O início, com a bela trilha sonora de Trent Reznor e Atticus Ross, mostrando ambientes do Cinema Empire com as luzes apagadas, antes da chegada da coordenadora, transmite a sensação de abandono, elemento captado perfeitamente na fotografia do grande Roger Deakins, metafórico velório das salas de exibição, uma mensagem muito atual, já que o imediatismo tecnológico e o processo de infantilização dos adultos transformaram o elegante ritual cultural em passatempo pueril, a queda de público só piorava ano a ano, a farsa sanitária global apenas jogou a última pá de cal.
O roteirista/diretor Sam Mendes, o mesmo que em seu excelente projeto anterior, “1917”, lançado em 2019, alertava em simbolismo que o portador da verdade teria que atravessar um inferno se quisesse salvar a segunda leva de soldados da enganação fatal orquestrada pelo inimigo, retorna agora com uma delicada carta de amor às antigas e majestosas salas de cinema.
Ela inicialmente apresenta como uma máquina o serviço para o novo funcionário, visivelmente entediada, e recebe com estranheza a curiosidade e o brilho no olhar do jovem, que pede para visitar uma área que, em teoria, não poderia ser acessada. Ao adentrar com ela, o rapaz se surpreende, mais salas totalmente abandonadas, destruídas, espaços que pensavam cinema como, acima de tudo, oportunidade de comunhão fraterna entre estranhos apaixonados pela arte, lembranças melancólicas de um período em que havia maior demanda popular.
– “Que lugar lindo…” (Stephen)
– “É, ele era bem bonito mesmo…” (Hilary)
– “Ainda é…” (Stephen)
A câmera então sutilmente mostra o inesperado sorriso no rosto da mulher que, até minutos antes, havia decidido que não via sentido em viver. E sobra até espaço para uma pequena cena em que Hilary defende passionalmente algo em desuso na indústria, o absoluto respeito pelo público pagante.
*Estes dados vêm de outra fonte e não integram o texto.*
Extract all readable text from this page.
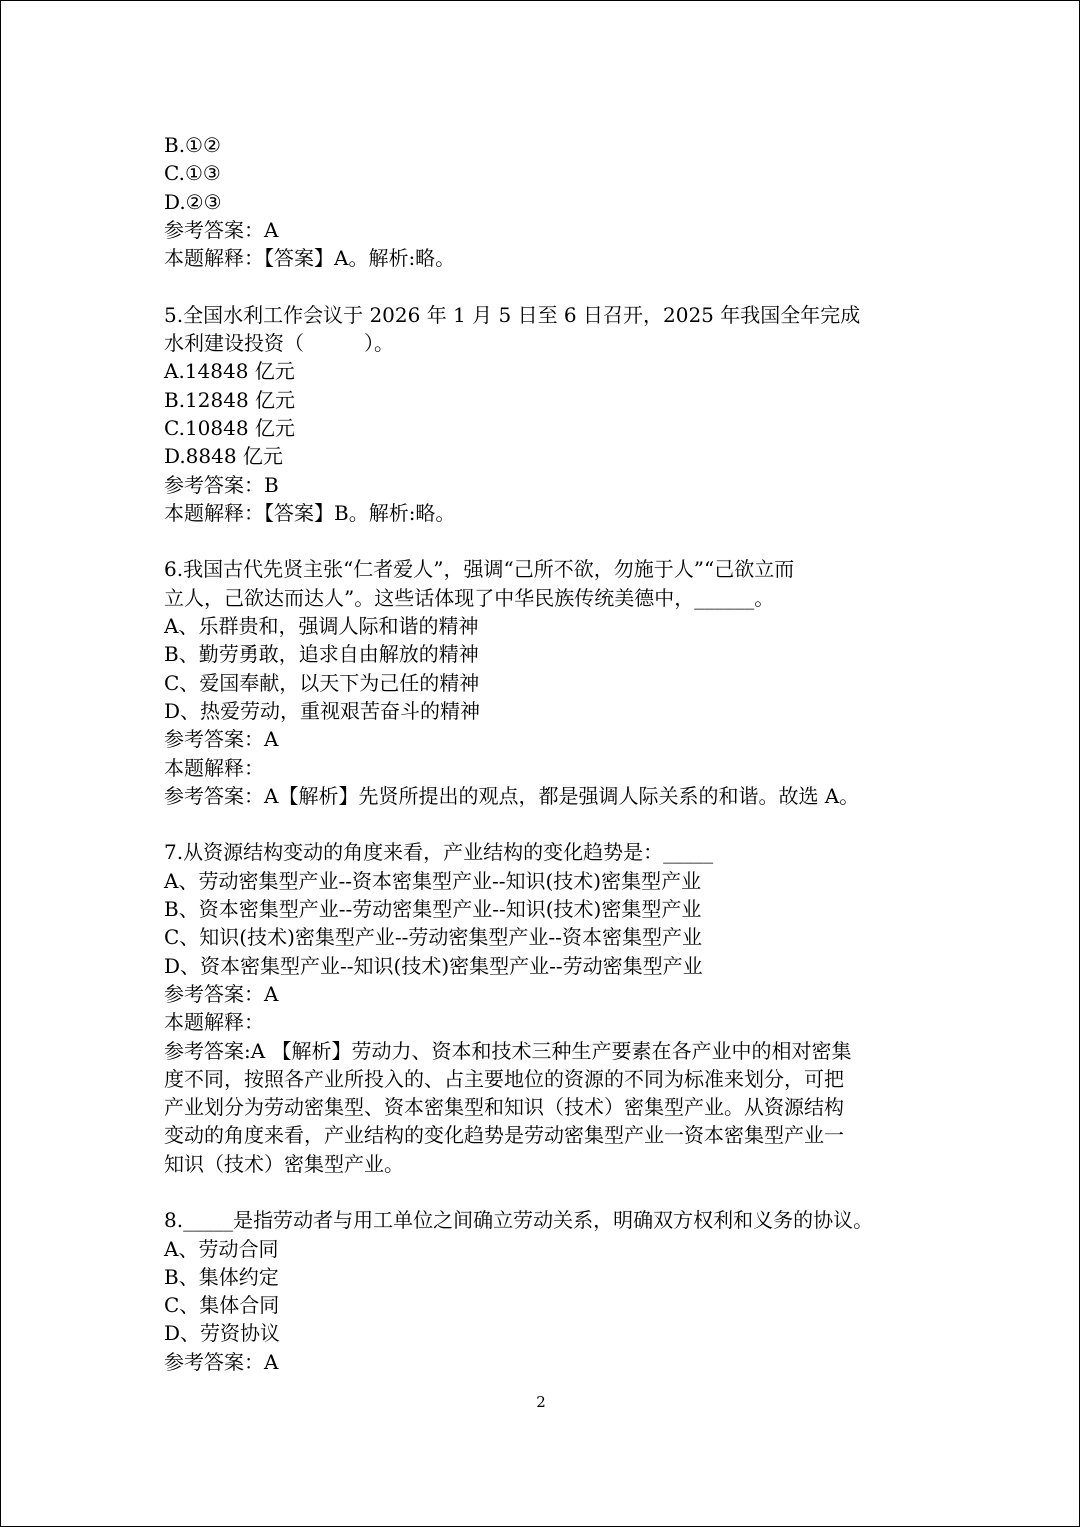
B.①②
C.①③
D.②③
参考答案：A
本题解释：【答案】A。解析:略。
5.全国水利工作会议于 2026 年 1 月 5 日至 6 日召开，2025 年我国全年完成
水利建设投资（　　　）。
A.14848 亿元
B.12848 亿元
C.10848 亿元
D.8848 亿元
参考答案：B
本题解释：【答案】B。解析:略。
6.我国古代先贤主张“仁者爱人”，强调“己所不欲，勿施于人”“己欲立而
立人，己欲达而达人”。这些话体现了中华民族传统美德中，______。
A、乐群贵和，强调人际和谐的精神
B、勤劳勇敢，追求自由解放的精神
C、爱国奉献，以天下为己任的精神
D、热爱劳动，重视艰苦奋斗的精神
参考答案：A
本题解释：
参考答案：A【解析】先贤所提出的观点，都是强调人际关系的和谐。故选 A。
7.从资源结构变动的角度来看，产业结构的变化趋势是：_____
A、劳动密集型产业--资本密集型产业--知识(技术)密集型产业
B、资本密集型产业--劳动密集型产业--知识(技术)密集型产业
C、知识(技术)密集型产业--劳动密集型产业--资本密集型产业
D、资本密集型产业--知识(技术)密集型产业--劳动密集型产业
参考答案：A
本题解释：
参考答案:A 【解析】劳动力、资本和技术三种生产要素在各产业中的相对密集
度不同，按照各产业所投入的、占主要地位的资源的不同为标准来划分，可把
产业划分为劳动密集型、资本密集型和知识（技术）密集型产业。从资源结构
变动的角度来看，产业结构的变化趋势是劳动密集型产业一资本密集型产业一
知识（技术）密集型产业。
8._____是指劳动者与用工单位之间确立劳动关系，明确双方权利和义务的协议。
A、劳动合同
B、集体约定
C、集体合同
D、劳资协议
参考答案：A
2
Hilary consegue, graças ao amor que sente por Stephen, reconectar-se com o mundo. Neste sentido, vale destacar a homenagem ao clássico “Muito Além do Jardim”, com Peter Sellers. A obra estabelece em primeiro plano o efeito da chegada do rapaz na rotina da mulher, o novo olhar deslumbrado que ressignifica uma existência que parecia perdida, e, no alegórico segundo plano, a tocante esperança de que aconteça o mesmo entre o cinema e o público.
O filme já nos conquista pelo coração logo nos primeiros 20 minutos, mas o problema é que, de forma nada orgânica, o roteiro no segundo ato se desvia desta abordagem lírica e, em momentos que, de tão pouco fluidos, parecem ter sido enxertados posteriormente, força a mão em dois pontos importantes da agenda woke, o preconceito racial e o patriarcado. No terceiro ato, Mendes consegue poluir ainda mais o resultado, inserindo com fórceps conotações políticas, quebrando definitivamente o encanto.
“Império da Luz” é um filme intensamente problemático, a injustificada longa duração prejudica ainda mais a eficiência sensorial da experiência, mas traz pequenos belos momentos e a presença sempre brilhante de Olivia Colman.